Where do I see things going? You might have learned about agent design where the idea is you use a generic model and you specialize it. So instead of just interacting with one generic model that will do it all, you have agents that are generic models specialized on a specific topic and they interact all together. So, the future is probably with this model that can do more and more, not because one will get smarter, but because if I want to deploy a piece of software, one agent is on software, one is on testing, one on deployment and they work altogether. I think the industry at large should be moving in that direction.

If I move to external world, there are several dimensions, the first dimension is generative AI generates content. The second dimension is that it’s a conversational interface, almost a new channel. The third dimension is all the problems it can fix, the solutions it can find to those boring tasks. 

So if we think about that first dimension, think about shopping. We provide websites for airlines. We have to provide landing pages and those pages are generated for you when you’re looking for inspiration. Airlines need content for that, it’s difficult to acquire that content, it’s difficult to build those pages with the content – we can do it in a fully iterative manner for them.

Quote

You might have learned about agent design where you use a generic model and you specialize it.
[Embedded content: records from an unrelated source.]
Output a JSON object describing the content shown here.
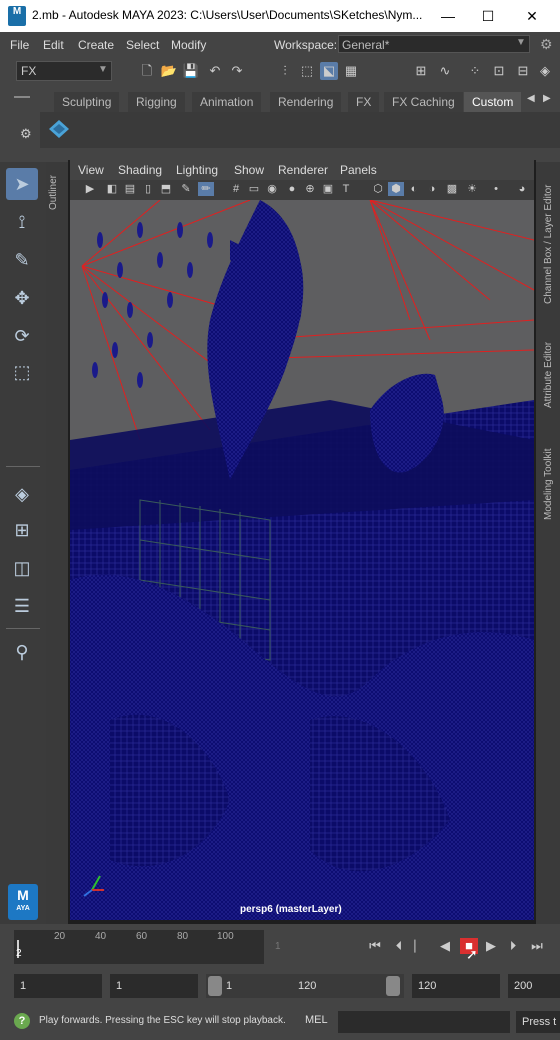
{
  "titlebar": {
    "app_icon": "M",
    "title": "2.mb - Autodesk MAYA 2023: C:\\Users\\User\\Documents\\SKetches\\Nym...",
    "min": "—",
    "max": "☐",
    "close": "✕"
  },
  "menubar": {
    "items": [
      "File",
      "Edit",
      "Create",
      "Select",
      "Modify"
    ],
    "workspace_label": "Workspace:",
    "workspace_value": "General*"
  },
  "statusline": {
    "menuset": "FX"
  },
  "shelf": {
    "tabs": [
      "Sculpting",
      "Rigging",
      "Animation",
      "Rendering",
      "FX",
      "FX Caching",
      "Custom"
    ],
    "active": "Custom"
  },
  "panel": {
    "menus": [
      "View",
      "Shading",
      "Lighting",
      "Show",
      "Renderer",
      "Panels"
    ],
    "camera_label": "persp6 (masterLayer)"
  },
  "sidepanels": {
    "outliner": "Outliner",
    "channel_box": "Channel Box / Layer Editor",
    "attribute_editor": "Attribute Editor",
    "modeling_toolkit": "Modeling Toolkit"
  },
  "timeslider": {
    "ticks": [
      "20",
      "40",
      "60",
      "80",
      "100",
      "1"
    ],
    "current_frame": "2"
  },
  "rangeslider": {
    "start": "1",
    "playback_start": "1",
    "range_start": "1",
    "range_end": "120",
    "playback_end": "120",
    "end": "200"
  },
  "helpline": {
    "message": "Play forwards. Pressing the ESC key will stop playback.",
    "cmd_label": "MEL",
    "result": "Press t"
  },
  "logo": {
    "text": "M",
    "sub": "AYA"
  },
  "colors": {
    "viewport_bg": "#5e5e60",
    "wire": "#0b0b6e",
    "light": "#e02020",
    "accent": "#5a7ca8",
    "play_active": "#d93030"
  }
}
So instead of just interacting with one generic model that will do it all, you have agents that are generic models specialized on a specific topic and they interact all together.

Sylvain Roy – Amadeus

On the conversational interface, we have this generative AI model on Cytric Easy, which gives the corporate traveler a very natural interface in Microsoft Teams. He’s basically talking to a virtual travel agent who can answer every single question he asks and do the booking for him.
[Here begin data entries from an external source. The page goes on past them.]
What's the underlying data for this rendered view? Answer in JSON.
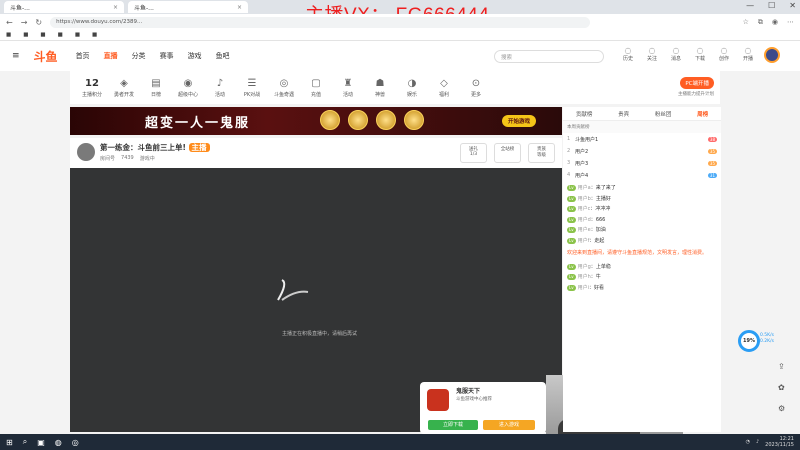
{
  "browser": {
    "tabs": [
      {
        "label": "斗鱼-..."
      },
      {
        "label": "斗鱼-..."
      }
    ],
    "url": "https://www.douyu.com/2389...",
    "watermark": "主播VX：  FG666444"
  },
  "site": {
    "logo": "斗鱼",
    "nav": [
      "首页",
      "直播",
      "分类",
      "赛事",
      "游戏",
      "鱼吧"
    ],
    "active_nav": "直播",
    "search_placeholder": "搜索",
    "header_icons": [
      "历史",
      "关注",
      "消息",
      "下载",
      "创作",
      "开播",
      "客服"
    ]
  },
  "toolbar": {
    "first_value": "12",
    "first_label": "主播积分",
    "tools": [
      "勇者开发",
      "日榜",
      "超级中心",
      "活动",
      "PK对战",
      "斗鱼奇遇",
      "充值",
      "活动",
      "神兽",
      "娱乐",
      "福利",
      "更多"
    ],
    "pc_button": "PC端开播",
    "pc_sub": "主播能力提升计划"
  },
  "banner": {
    "title": "超变一人一鬼服",
    "button": "开始游戏"
  },
  "room": {
    "title": "第一练金：斗鱼前三上单!",
    "tag": "主播",
    "sub": [
      "房间号",
      "7439",
      "游戏中"
    ],
    "boxes": [
      {
        "label": "送礼",
        "value": "1/3"
      },
      {
        "label": "全站榜"
      },
      {
        "label": "贵族",
        "value": "等级"
      }
    ]
  },
  "player": {
    "message": "主播正在积极直播中，请稍后再试"
  },
  "popup": {
    "title": "鬼服天下",
    "subtitle": "斗鱼游戏中心推荐",
    "btn_primary": "立即下载",
    "btn_secondary": "进入游戏"
  },
  "sidebar": {
    "tabs": [
      "贡献榜",
      "贵宾",
      "粉丝团",
      "周榜"
    ],
    "active_tab": "周榜",
    "rank_header": "本周贡献榜",
    "ranks": [
      {
        "n": "1",
        "name": "斗鱼用户1",
        "pill": "38"
      },
      {
        "n": "2",
        "name": "用户2",
        "pill": "35"
      },
      {
        "n": "3",
        "name": "用户3",
        "pill": "35"
      },
      {
        "n": "4",
        "name": "用户4",
        "pill": "31"
      }
    ],
    "chats": [
      {
        "lv": "Lv",
        "user": "用户a",
        "text": "来了来了"
      },
      {
        "lv": "Lv",
        "user": "用户b",
        "text": "主播好"
      },
      {
        "lv": "Lv",
        "user": "用户c",
        "text": "冲冲冲"
      },
      {
        "lv": "Lv",
        "user": "用户d",
        "text": "666"
      },
      {
        "lv": "Lv",
        "user": "用户e",
        "text": "加油"
      },
      {
        "lv": "Lv",
        "user": "用户f",
        "text": "走起"
      }
    ],
    "notice": "欢迎来到直播间，请遵守斗鱼直播规范，文明发言，理性消费。",
    "footer_chats": [
      {
        "lv": "Lv",
        "user": "用户g",
        "text": "上单稳"
      },
      {
        "lv": "Lv",
        "user": "用户h",
        "text": "牛"
      },
      {
        "lv": "Lv",
        "user": "用户i",
        "text": "好看"
      }
    ]
  },
  "rail": {
    "donut": "19%",
    "speeds": [
      "0.5K/s",
      "0.2K/s"
    ]
  },
  "taskbar": {
    "time": "12:21",
    "date": "2023/11/15"
  }
}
The third one is as a digital assistant. We have a complex product. There are things for our users that are complex to use, because the problem behind is complex to solve. How about you have a digital assistant which gives you insights about what you are doing, gives you insight about the data and the outcome of what you’ve done in the previous years and helps you to configure the two for current year. This is something which I really believe can make a number of our solutions more accessible.

The industry keeps coming out with these slogans – we want to be travel retailers, to create the connected trip, the perfect trip. We talk about customer-centricity, but we don’t really do it. How far are we from any kind of better trip?

There’s obviously a lot to do and a big part of the complexity comes from the number of actors. There’s no actor alone that can fix it.

If you look at your entire travel, you’re going to be in touch with a travel agent, an airline, an airport, with a hotel. Then, you’ve got all the other players like the vendors plus you need to add on top of that local government and regulations. And, that makes things crazy complicated, because not one actor alone can make it better. I truly believe that Amadeus is one of those companies that has a role to play because we’re present in so many touch points. When you do your [travel] shopping on a website it’s likely to be Amadeus. Between airline and travel agency website, it might be an Amadeus touch point or it will be just behind, and when booking it will probably come to Amadeus. Then check-in at the airport, you’re  boarding and all of that is in a way driven by Amadeus so we have a role to play across the entire journey.

How far are we from really making that better? I think we have more and more capabilities to actually align the sectors. From a technology perspective, what we’re doing is introducing an event-driven architecture. Today we have a service-oriented architecture which is huge, we have thousands and thousands of micro services. We’re complementing that with an event-driven architecture.

Why? Because the thing with event is you can monitor the overall travel journey and react in real time. It’s not like services where it’s two applications calling each other, it’s events flowing into the system and allowing applications to realize what is happening. Then we can have an application that is able to follow the traveler, be more reactive in real time and more supportive.